In both the House and Senate, debates were sparked about the distribution of funds to just the unemployed instead of to other groups like essential workers. It was ultimately decided by party leaders that there was not enough time to set up a system to distribute funds to essential workers before the end of December when the CARES Act would expire.
“Why don’t you give an amount,” Zamora said, “where everyone could be helped across the board instead of giving $1,200 dollars a person and you give to just 1/4 of the people that are needy. It doesn’t make sense.”
Woods, like Zamora, took issue with the rushed timeline of the bill.
“We’ve had at least three months to do this,” Woods said of the special session during a telephone interview Wednesday. “Why was it so imperative to wait until the last minute and then all of a sudden call a special session when we had to have this money out by the end of December? Why didn’t the governor call us in sometime back and give the departments in the state time to put out $319 million? Can you imagine spending $10 million a day?
“If we’d been called into session three months ago, we could do a whole lot better getting this money out to the citizens of the state of New Mexico.
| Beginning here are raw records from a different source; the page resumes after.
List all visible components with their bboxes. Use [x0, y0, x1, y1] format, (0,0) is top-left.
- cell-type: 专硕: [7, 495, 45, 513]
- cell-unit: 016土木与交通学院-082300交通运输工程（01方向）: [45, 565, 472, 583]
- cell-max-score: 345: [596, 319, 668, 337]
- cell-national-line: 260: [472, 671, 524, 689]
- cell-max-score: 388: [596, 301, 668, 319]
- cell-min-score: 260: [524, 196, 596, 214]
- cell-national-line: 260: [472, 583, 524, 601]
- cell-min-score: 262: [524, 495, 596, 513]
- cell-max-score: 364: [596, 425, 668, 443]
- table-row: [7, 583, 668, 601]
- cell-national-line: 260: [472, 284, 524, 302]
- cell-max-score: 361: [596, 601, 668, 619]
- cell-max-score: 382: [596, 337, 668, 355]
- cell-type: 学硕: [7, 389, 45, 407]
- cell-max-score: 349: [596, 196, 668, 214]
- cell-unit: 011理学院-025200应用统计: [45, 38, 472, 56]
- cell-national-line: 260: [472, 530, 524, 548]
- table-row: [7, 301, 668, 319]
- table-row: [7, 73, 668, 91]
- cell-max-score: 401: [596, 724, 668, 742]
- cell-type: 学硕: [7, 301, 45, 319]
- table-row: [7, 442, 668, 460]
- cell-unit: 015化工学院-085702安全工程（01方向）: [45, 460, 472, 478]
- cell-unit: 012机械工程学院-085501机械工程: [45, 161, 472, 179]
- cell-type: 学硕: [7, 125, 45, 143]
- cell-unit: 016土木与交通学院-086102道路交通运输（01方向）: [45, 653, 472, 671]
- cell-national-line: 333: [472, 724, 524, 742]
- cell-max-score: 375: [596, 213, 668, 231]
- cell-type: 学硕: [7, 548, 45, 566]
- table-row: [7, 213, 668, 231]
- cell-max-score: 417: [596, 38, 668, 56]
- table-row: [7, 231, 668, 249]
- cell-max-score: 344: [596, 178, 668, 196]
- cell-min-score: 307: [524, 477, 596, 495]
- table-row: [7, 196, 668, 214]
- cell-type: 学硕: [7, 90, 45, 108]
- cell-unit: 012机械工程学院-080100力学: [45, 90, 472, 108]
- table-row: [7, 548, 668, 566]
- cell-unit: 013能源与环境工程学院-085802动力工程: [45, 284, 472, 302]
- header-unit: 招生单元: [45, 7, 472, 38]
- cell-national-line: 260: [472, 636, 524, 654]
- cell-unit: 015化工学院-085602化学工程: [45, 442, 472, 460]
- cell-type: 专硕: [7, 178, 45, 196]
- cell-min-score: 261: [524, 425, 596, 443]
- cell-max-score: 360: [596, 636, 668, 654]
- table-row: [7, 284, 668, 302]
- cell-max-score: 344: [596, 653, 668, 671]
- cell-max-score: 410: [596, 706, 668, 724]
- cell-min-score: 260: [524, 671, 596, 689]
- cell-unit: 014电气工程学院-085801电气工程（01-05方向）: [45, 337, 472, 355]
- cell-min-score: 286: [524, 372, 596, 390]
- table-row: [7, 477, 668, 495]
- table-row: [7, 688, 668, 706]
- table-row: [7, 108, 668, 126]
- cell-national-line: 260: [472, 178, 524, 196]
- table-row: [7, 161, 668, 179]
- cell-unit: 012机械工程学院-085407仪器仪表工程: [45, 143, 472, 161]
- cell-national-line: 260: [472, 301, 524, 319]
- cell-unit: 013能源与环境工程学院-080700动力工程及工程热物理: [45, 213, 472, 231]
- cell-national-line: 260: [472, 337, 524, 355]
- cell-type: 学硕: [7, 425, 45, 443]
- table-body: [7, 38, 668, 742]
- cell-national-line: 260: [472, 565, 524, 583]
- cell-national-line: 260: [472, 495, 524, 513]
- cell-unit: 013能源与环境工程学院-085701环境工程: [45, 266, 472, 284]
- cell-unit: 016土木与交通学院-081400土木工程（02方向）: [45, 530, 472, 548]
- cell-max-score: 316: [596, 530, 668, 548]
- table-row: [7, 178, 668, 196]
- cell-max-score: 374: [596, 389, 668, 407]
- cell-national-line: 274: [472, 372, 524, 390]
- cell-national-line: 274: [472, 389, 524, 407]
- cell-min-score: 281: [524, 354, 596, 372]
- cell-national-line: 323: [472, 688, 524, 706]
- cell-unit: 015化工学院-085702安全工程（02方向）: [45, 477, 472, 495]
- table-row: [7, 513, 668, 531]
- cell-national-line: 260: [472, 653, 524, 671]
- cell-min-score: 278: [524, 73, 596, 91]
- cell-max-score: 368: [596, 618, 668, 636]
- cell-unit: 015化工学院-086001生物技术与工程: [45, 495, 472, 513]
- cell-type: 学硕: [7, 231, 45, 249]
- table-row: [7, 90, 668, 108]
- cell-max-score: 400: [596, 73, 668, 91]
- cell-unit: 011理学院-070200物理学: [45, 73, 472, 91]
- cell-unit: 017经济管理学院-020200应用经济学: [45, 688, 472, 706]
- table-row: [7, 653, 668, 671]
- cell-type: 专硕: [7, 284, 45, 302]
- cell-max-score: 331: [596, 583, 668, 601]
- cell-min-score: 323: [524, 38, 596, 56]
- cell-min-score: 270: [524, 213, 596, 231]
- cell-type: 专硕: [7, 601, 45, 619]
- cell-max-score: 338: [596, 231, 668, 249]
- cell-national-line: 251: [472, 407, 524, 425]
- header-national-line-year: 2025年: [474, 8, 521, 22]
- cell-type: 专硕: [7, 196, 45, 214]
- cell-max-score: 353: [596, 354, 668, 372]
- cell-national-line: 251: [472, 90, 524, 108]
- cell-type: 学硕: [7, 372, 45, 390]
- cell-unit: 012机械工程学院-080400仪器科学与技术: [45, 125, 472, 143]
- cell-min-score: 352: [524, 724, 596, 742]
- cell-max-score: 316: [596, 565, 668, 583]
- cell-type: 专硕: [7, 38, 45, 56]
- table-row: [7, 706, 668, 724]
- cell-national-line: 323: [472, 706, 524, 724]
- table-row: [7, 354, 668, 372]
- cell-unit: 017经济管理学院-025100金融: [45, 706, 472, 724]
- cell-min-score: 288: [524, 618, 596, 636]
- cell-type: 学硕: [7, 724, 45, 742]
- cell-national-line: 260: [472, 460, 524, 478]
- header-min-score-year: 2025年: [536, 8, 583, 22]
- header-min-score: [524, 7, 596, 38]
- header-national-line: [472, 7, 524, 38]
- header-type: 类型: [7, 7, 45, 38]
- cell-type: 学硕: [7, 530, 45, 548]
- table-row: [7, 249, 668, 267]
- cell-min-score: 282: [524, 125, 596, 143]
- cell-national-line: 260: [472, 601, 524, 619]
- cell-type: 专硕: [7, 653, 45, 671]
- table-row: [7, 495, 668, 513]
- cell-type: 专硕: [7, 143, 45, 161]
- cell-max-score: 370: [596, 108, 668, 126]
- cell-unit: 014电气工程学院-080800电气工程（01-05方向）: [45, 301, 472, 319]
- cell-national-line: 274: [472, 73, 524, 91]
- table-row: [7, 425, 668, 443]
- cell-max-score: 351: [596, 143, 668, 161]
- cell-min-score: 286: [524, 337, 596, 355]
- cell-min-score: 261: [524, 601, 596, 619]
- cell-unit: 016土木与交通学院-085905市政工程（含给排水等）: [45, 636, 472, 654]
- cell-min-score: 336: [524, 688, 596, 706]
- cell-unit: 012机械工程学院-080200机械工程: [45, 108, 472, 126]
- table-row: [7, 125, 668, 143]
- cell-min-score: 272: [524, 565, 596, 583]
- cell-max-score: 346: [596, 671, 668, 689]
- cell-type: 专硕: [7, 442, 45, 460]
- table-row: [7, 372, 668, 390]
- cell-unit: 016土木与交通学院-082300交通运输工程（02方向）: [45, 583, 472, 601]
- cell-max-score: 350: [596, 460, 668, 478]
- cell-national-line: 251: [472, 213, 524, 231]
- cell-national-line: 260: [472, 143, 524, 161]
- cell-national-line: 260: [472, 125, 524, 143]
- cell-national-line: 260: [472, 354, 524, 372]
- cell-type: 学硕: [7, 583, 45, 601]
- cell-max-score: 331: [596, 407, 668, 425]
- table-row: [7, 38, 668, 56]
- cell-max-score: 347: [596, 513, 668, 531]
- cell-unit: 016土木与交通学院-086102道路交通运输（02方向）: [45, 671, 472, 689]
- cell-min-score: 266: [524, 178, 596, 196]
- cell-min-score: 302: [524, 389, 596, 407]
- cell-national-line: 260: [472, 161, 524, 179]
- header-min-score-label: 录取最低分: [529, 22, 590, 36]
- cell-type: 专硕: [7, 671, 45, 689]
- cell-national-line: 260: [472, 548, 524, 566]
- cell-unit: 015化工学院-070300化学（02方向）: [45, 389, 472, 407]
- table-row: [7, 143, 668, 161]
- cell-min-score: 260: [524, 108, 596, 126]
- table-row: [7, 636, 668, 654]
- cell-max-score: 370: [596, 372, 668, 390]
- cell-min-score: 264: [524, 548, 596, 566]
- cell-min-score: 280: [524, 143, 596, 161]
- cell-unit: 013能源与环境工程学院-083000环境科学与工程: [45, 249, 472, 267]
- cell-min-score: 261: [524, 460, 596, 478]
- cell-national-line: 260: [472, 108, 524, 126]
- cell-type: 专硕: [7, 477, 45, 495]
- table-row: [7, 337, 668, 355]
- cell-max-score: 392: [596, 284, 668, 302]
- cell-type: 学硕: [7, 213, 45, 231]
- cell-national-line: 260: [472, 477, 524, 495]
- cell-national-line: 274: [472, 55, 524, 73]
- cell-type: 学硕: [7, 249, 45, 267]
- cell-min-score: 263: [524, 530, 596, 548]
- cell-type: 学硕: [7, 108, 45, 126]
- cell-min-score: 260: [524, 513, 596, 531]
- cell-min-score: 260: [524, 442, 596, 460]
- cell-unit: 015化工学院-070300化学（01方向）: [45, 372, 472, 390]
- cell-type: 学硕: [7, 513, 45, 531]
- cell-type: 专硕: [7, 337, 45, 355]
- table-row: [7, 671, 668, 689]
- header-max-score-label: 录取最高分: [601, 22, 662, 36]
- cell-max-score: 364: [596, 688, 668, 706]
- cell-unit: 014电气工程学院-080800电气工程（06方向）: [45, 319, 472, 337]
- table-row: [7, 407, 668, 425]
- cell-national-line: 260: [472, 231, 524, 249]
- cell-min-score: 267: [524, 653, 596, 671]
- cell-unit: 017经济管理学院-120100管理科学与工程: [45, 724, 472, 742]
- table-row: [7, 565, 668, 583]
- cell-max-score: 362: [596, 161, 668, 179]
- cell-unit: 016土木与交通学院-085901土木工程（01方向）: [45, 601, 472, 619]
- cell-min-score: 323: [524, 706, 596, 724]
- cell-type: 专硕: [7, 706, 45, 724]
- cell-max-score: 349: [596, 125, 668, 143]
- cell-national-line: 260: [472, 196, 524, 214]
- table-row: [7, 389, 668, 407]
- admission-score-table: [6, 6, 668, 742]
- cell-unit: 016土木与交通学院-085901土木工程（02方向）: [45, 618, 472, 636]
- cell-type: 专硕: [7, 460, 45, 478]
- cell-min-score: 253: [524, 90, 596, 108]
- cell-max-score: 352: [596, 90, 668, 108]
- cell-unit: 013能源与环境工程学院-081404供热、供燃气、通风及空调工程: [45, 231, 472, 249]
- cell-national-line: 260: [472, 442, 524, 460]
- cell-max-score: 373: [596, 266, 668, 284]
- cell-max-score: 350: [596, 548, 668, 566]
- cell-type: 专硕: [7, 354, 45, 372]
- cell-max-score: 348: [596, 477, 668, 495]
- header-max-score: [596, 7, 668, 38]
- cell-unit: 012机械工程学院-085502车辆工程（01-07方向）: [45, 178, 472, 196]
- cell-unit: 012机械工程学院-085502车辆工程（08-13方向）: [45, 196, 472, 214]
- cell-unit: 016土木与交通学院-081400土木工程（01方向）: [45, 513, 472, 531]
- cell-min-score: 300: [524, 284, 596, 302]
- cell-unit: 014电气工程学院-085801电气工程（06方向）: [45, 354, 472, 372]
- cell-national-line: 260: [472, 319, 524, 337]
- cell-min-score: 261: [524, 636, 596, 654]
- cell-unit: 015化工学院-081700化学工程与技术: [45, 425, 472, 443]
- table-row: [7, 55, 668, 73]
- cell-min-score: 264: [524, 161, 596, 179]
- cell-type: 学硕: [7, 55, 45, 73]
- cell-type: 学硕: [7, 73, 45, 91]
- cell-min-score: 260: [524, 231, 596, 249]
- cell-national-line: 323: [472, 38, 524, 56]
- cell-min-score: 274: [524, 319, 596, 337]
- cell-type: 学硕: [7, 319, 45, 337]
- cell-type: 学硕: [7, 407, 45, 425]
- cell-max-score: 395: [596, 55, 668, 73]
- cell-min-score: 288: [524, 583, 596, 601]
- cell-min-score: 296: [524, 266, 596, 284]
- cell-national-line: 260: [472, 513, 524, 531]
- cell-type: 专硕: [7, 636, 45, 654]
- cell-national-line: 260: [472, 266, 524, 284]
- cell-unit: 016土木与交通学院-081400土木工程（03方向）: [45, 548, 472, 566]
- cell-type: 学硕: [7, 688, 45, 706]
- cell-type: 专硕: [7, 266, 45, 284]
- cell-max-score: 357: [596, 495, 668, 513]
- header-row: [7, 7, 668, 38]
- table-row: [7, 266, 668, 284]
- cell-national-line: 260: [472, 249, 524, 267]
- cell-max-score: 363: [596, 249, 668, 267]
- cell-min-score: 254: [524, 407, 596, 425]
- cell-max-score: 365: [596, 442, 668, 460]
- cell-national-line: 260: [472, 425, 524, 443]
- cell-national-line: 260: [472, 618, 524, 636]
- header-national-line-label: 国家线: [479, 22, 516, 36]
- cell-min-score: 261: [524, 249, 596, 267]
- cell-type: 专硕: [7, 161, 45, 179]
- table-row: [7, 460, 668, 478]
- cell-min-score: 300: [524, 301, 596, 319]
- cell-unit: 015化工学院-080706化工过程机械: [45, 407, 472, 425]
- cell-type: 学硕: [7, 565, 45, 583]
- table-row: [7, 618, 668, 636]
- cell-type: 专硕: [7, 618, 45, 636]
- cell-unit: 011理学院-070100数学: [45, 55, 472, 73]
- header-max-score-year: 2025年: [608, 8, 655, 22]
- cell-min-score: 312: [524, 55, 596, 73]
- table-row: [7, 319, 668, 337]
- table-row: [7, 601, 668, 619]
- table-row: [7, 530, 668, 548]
We really didn’t think this thing through.”
One issue that Chatfield and Woods could agree that was done right by the bill is the amendment that designates leftover money to be allocated to the unemployment insurance fund.
Woods said that it “was the best part of the whole deal,” and that he would have voted “yes” on that alone.
Chatfield said that the state should have put more of the $319 million into the unemployment insurance fund because of the funds dramatically increasing debt which could be $220 million in the red by year’s end.
The next time the Legislature will meet is for a 60-day session in January, where Zamora hopes the people that were left out of this bill will be helped.
“At the end of the day somebody gets left out and thats not what I stand for,” he said. “We’ll keep fighting for those people that get left out, for the people in general, and to get things done right. And the way things get done right is when you don’t push your power around like that, you open your doors, you make it transparent and you make it where it’s transparent to the people, and when you’re doing all that you do it because you’re being honest and fair about things. And that’s what we fight for in Santa Fe.”
Other local legislators voting no were District 66 Rep. Phelps Anderson, R-Roswell, and District 64 Rep. Randal Crowder, R-Clovis. District 27 Sen. Stuart Ingle, R-Portales, voted in favor.
Clovis Media Inc. writer Ron Warnick contributed to this report.